As I continue working with clients who want to use yoga to address their disease conditions, I also find myself turning to prayer as another energy tool to help them. I often wind up my meditation sessions with prayers for my clients, but just today it dawned on me that I could use my asana session (generally an hour or more) to continue sending energy to them. Since I practice slowly and inhabit poses for many breaths, I find this a good time to use my sankalpa or yogic intention in prayer for healing the people with whom I work. I find this is a great way to stay focused and channel my energy toward a specific purpose. This is also an effective method to be engaged in my sadhana or personal devotional practice. Yogini, Katherine Ghosh speaks of this in terms of postures of consciousness.

If you are a secular person you may find the idea of prayer a bit uncomfortable. There are many ways to pray, and I’ll bet that even if you’re an atheist you could find one to suit you.

Prayer in its most basic terms, for me, is about energy transfer, not about religion or asking the favor of any deity. It is simply the use of psychic intentional force to have an affect on the object of your prayer. It is not necessarily a matter of religious faith.

Intention is a powerful force. Evidence for this proposition is abundantly supplied by the many scientifically designed tests whose purpose is to measure the effects of the focused intention of a cooperating group. The work of Dean Radin, Chief Scientist at the Institute of Noetic Sciences, in his book Super Normal, clearly demonstrates the effect that his test subjects were able to exert over the results delivered by a random numbers generator and many other experiments that measure clairvoyance and telepathic potential. Not only does Radin document his own work, but refers to work done by others for decades from all over the planet. It’s a great read and offers us many novel ways to think about energy and how we can use it.

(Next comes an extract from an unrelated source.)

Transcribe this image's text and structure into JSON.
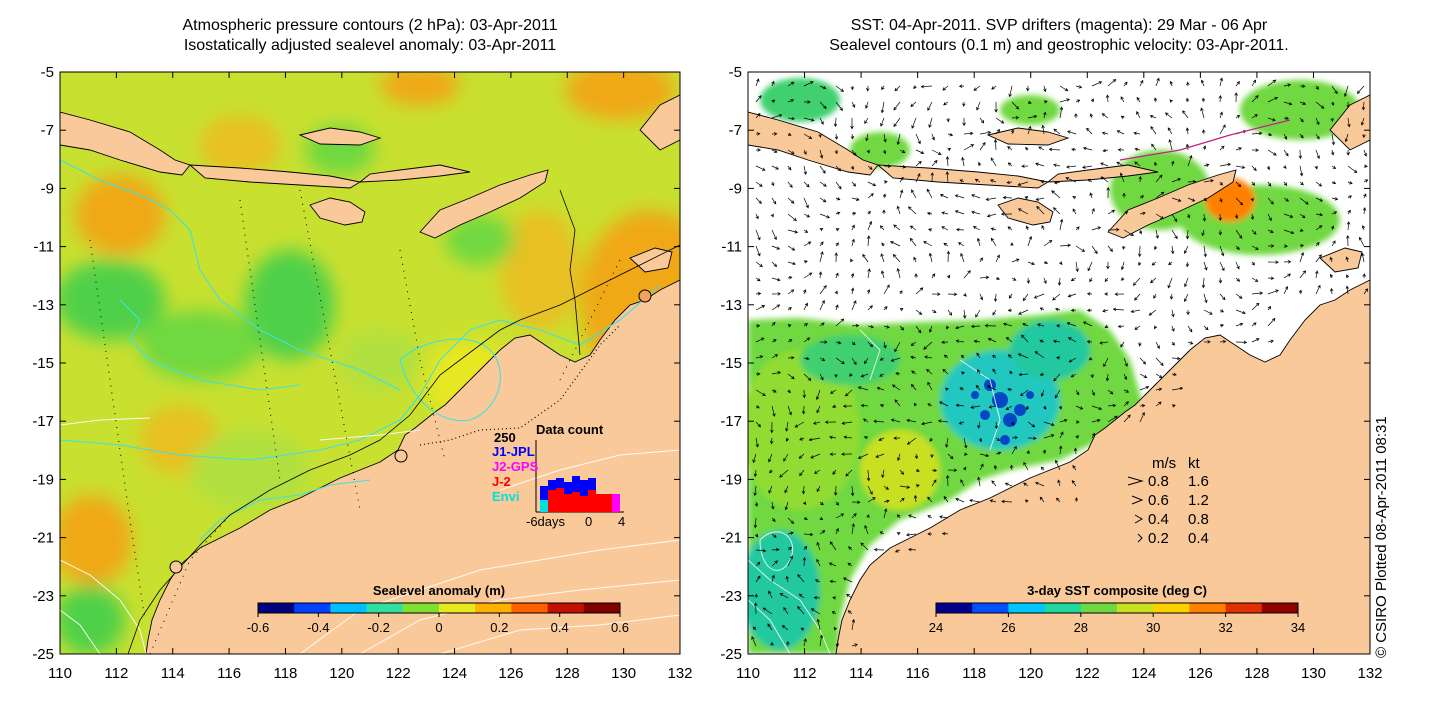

This is by no means a slight to those who practice a religious faith or their supplications on behalf of those for whom they pray. Religious or secular prayers, both channel energy for a desired purpose.

One of the main points that Radin makes in his book is that human beings have latent mental abilities that we ignore and allow to lie fallow. Along with Radin’s work, Transcendental Meditation Groups offer tantalizing evidence that when group meditations occur in troubled neighborhoods, violent behavior and crime decrease. Together, evidence of this nature demonstrates what focused intention and unity of thought can do.

Thoughts, intentions and prayer are all forms of subtle vibrational energy. Everything humans have created started out as the merest inkling, daydream, or inspirational insight. Einstein often received inspiring dreams from which his scientific ideas emerged. Charles Dickens also claimed that his fertile dream world fed his successful writing career. Einstein also thought that imagination was more important than knowledge.

The difference between a vain imagination and some concrete result is focus. Focused prayer, meditation, sound (as in chanting, a precursor to song) water the seeds that sprout in our consciousness.

I have mentioned the science of cymatics in other blog posts. Cymatics shows how focused sound vibrations move and order the shape of matter whether a certain frequency breaks glass or forms a beautiful sand mandala.

Prayers, thought, and sound, because they are forms of energy, do the same thing. Focusing and thereby harnessing the power of intention is psychic leverage we can use to move mountains. Eastern and western religious traditions agree that creation began with the creative intention expressed in sound. We have the same power to effect change in our lives and the lives of others when we magnify our latent energy through prayer and focused intention.